INSURANCE FILING - S.B. 1213: ENROLLED SUMMARY


Senate Bill 1213 (as enrolled) - PUBLIC ACT 664 of 2002

Sponsor: Senator Bill Bullard, Jr.

Senate Committee: Financial Services

House Committee: Insurance and Financial Services


Date Completed: 1-22-03


CONTENT


The bill amends the Insurance Code to do the following:


-- Exempt from filing requirements and rate standards insurance that is sold to an exempt commercial policyholder.

-- Permit the Commissioner of the Office of Financial and Insurance Services (OFIS) to require that certain insurers submit changes to their manuals and rating plans for prior approval, if the Commissioner first certifies a lack of competition for that classification, type, or kind of insurance.

-- Require that insurance companies providing surety bonds and not regulated by State statute appoint the Commissioner as the companies' agent to receive service of process in any action in United States District Court on the surety bond, and permit the Commissioner to establish a reasonable fee for that service.


The bill will take effect March 31, 2003.


Exemptions


Under the Code, insurers must file basic insurance policy forms and annuity contracts with the Commissioner of OFIS, who approves them for use based on criteria specified in the Code.
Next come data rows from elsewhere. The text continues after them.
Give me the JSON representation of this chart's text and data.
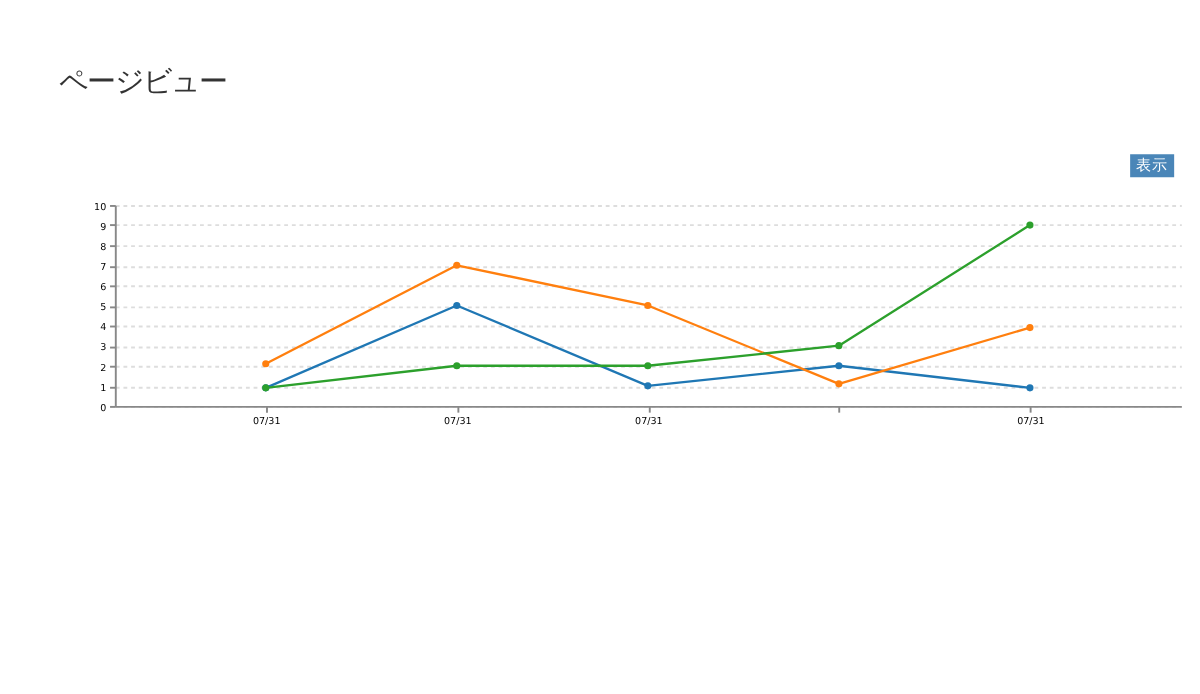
{
  "chart_data": {
    "type": "line",
    "title": "ページビュー",
    "categories": [
      "07/31",
      "07/31",
      "07/31",
      null,
      "07/31"
    ],
    "series": [
      {
        "color": "#1f77b4",
        "values": [
          0.9,
          5,
          1,
          2,
          0.9
        ]
      },
      {
        "color": "#ff7f0e",
        "values": [
          2.1,
          7,
          5,
          1.1,
          3.9
        ]
      },
      {
        "color": "#2ca02c",
        "values": [
          0.9,
          2,
          2,
          3,
          9
        ]
      }
    ],
    "ylim": [
      0,
      10
    ],
    "yticks": [
      0,
      1,
      2,
      3,
      4,
      5,
      6,
      7,
      8,
      9,
      10
    ],
    "grid": "y",
    "legend": false,
    "marker": "circle",
    "line_style": "solid",
    "annotations": [
      "表示"
    ]
  }
}
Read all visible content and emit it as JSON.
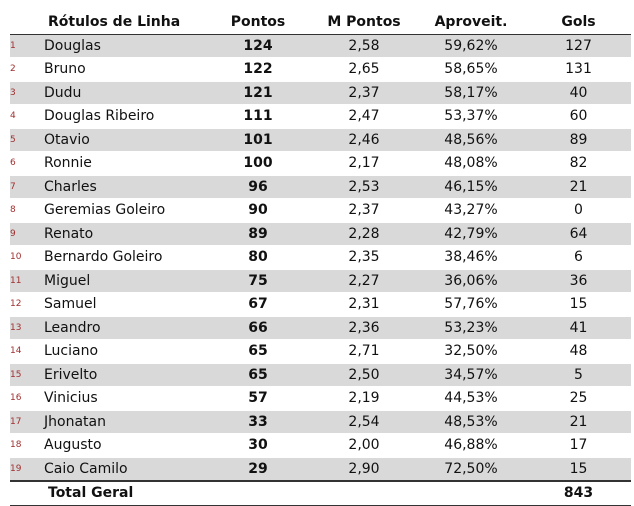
{
  "table": {
    "headers": {
      "label": "Rótulos de Linha",
      "pontos": "Pontos",
      "m_pontos": "M Pontos",
      "aproveit": "Aproveit.",
      "gols": "Gols"
    },
    "rows": [
      {
        "idx": "1",
        "name": "Douglas",
        "pontos": "124",
        "m_pontos": "2,58",
        "aproveit": "59,62%",
        "gols": "127"
      },
      {
        "idx": "2",
        "name": "Bruno",
        "pontos": "122",
        "m_pontos": "2,65",
        "aproveit": "58,65%",
        "gols": "131"
      },
      {
        "idx": "3",
        "name": "Dudu",
        "pontos": "121",
        "m_pontos": "2,37",
        "aproveit": "58,17%",
        "gols": "40"
      },
      {
        "idx": "4",
        "name": "Douglas Ribeiro",
        "pontos": "111",
        "m_pontos": "2,47",
        "aproveit": "53,37%",
        "gols": "60"
      },
      {
        "idx": "5",
        "name": "Otavio",
        "pontos": "101",
        "m_pontos": "2,46",
        "aproveit": "48,56%",
        "gols": "89"
      },
      {
        "idx": "6",
        "name": "Ronnie",
        "pontos": "100",
        "m_pontos": "2,17",
        "aproveit": "48,08%",
        "gols": "82"
      },
      {
        "idx": "7",
        "name": "Charles",
        "pontos": "96",
        "m_pontos": "2,53",
        "aproveit": "46,15%",
        "gols": "21"
      },
      {
        "idx": "8",
        "name": "Geremias Goleiro",
        "pontos": "90",
        "m_pontos": "2,37",
        "aproveit": "43,27%",
        "gols": "0"
      },
      {
        "idx": "9",
        "name": "Renato",
        "pontos": "89",
        "m_pontos": "2,28",
        "aproveit": "42,79%",
        "gols": "64"
      },
      {
        "idx": "10",
        "name": "Bernardo Goleiro",
        "pontos": "80",
        "m_pontos": "2,35",
        "aproveit": "38,46%",
        "gols": "6"
      },
      {
        "idx": "11",
        "name": "Miguel",
        "pontos": "75",
        "m_pontos": "2,27",
        "aproveit": "36,06%",
        "gols": "36"
      },
      {
        "idx": "12",
        "name": "Samuel",
        "pontos": "67",
        "m_pontos": "2,31",
        "aproveit": "57,76%",
        "gols": "15"
      },
      {
        "idx": "13",
        "name": "Leandro",
        "pontos": "66",
        "m_pontos": "2,36",
        "aproveit": "53,23%",
        "gols": "41"
      },
      {
        "idx": "14",
        "name": "Luciano",
        "pontos": "65",
        "m_pontos": "2,71",
        "aproveit": "32,50%",
        "gols": "48"
      },
      {
        "idx": "15",
        "name": "Erivelto",
        "pontos": "65",
        "m_pontos": "2,50",
        "aproveit": "34,57%",
        "gols": "5"
      },
      {
        "idx": "16",
        "name": "Vinicius",
        "pontos": "57",
        "m_pontos": "2,19",
        "aproveit": "44,53%",
        "gols": "25"
      },
      {
        "idx": "17",
        "name": "Jhonatan",
        "pontos": "33",
        "m_pontos": "2,54",
        "aproveit": "48,53%",
        "gols": "21"
      },
      {
        "idx": "18",
        "name": "Augusto",
        "pontos": "30",
        "m_pontos": "2,00",
        "aproveit": "46,88%",
        "gols": "17"
      },
      {
        "idx": "19",
        "name": "Caio Camilo",
        "pontos": "29",
        "m_pontos": "2,90",
        "aproveit": "72,50%",
        "gols": "15"
      }
    ],
    "total": {
      "label": "Total Geral",
      "gols": "843"
    },
    "colors": {
      "band": "#d9d9d9",
      "index_marker": "#a03030"
    }
  }
}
Under the bill, the filing requirements for basic insurance policies and annuity contracts, and the rate standards for casualty insurance rates and fire and inland marine rates, will not apply to insurance that is sold to an exempt commercial policyholder and that contains a prominent disclaimer stating, "This policy is exempt from the filing requirements of section 2236 of the insurance code of 1956..." or words that are substantially similar. The bill defines "exempt commercial policyholder" as an insured that purchases the services for other than personal, family, or household purposes. In the case of rate standards for casualty insurance rates and fire and inland marine insurance rates, workers' compensation insurance is not subject to the exemption.


Absence of Competition


Under the bill, in the areas of both casualty insurance rates and fire and inland marine rates, the Commissioner may certify the absence of a reasonable degree of competition for a specified classification, type, or kind of insurance. Upon certification, the Commissioner may order that each insurer file for prior approval, subject to the provisions of Chapter 24 (Casualty Insurance Rates) and Chapter 26 (Fire and Inland Marine Rates) of the Code, any changes to its manuals of classification, manuals of rules and rates, and rating plans the insurer proposes to use for that specified classification, type, or kind of insurance. The order must state, in writing, the reasons for the Commissioner's decision to order the filing. The order will expire two years after the date of issuance. If such an order is in effect, rates to which it applies must be filed at least 30 days before their proposed effective date. The Commissioner's failure to act within 30 days after submittal will constitute approval.


The bill specifies that a determination concerning the existence of a reasonable degree of competition must take into account a reasonable spectrum of relevant economic tests, including the number of insurers actively engaged in writing the insurance in question, the present availability of that insurance compared to the availability in comparable past periods, the underwriting return of that insurance over a reasonable period of time sufficient to assure reliability in relation to the risk associated with that insurance, and the difficulty encountered by new insurers entering the market in order to compete for the writing of that insurance.


Commissioner as Agent


The bill specifies that every insurance company not organized under State statute that provides a surety bond required or permitted under the laws of the United States must irrevocably appoint the Commissioner (or his or her designee) as the company's agent to receive service of process in any action in U.S. District Court on the surety bond. The bill provides that service upon the Commissioner is service upon the company, and the Commissioner may establish a reasonable fee, payable at the time of service, for the acceptance of service. Upon receiving service of process, the Commissioner must forward the service of process to the resident agent designated by the company and required under the Code. The bill states that service of process on the Commissioner only applies for a bond provided within this State, and is in addition to and not in place of any other method of service authorized by law or court rule.


MCL 500.456 et al.


- Legislative Analyst: Claire Layman


FISCAL IMPACT


The bill will have an indeterminate fiscal impact on State or local government. There is no information regarding the yet-to-be determined amount of the Commissioner's fee for service of process, nor is there information estimating the number of companies that will be subject to this fee.


- Fiscal Analyst: Maria TyszkiewiczS0102\s1213es

This analysis was prepared by nonpartisan Senate staff for use by the Senate in its deliberations and does not constitute an official statement of legislative intent.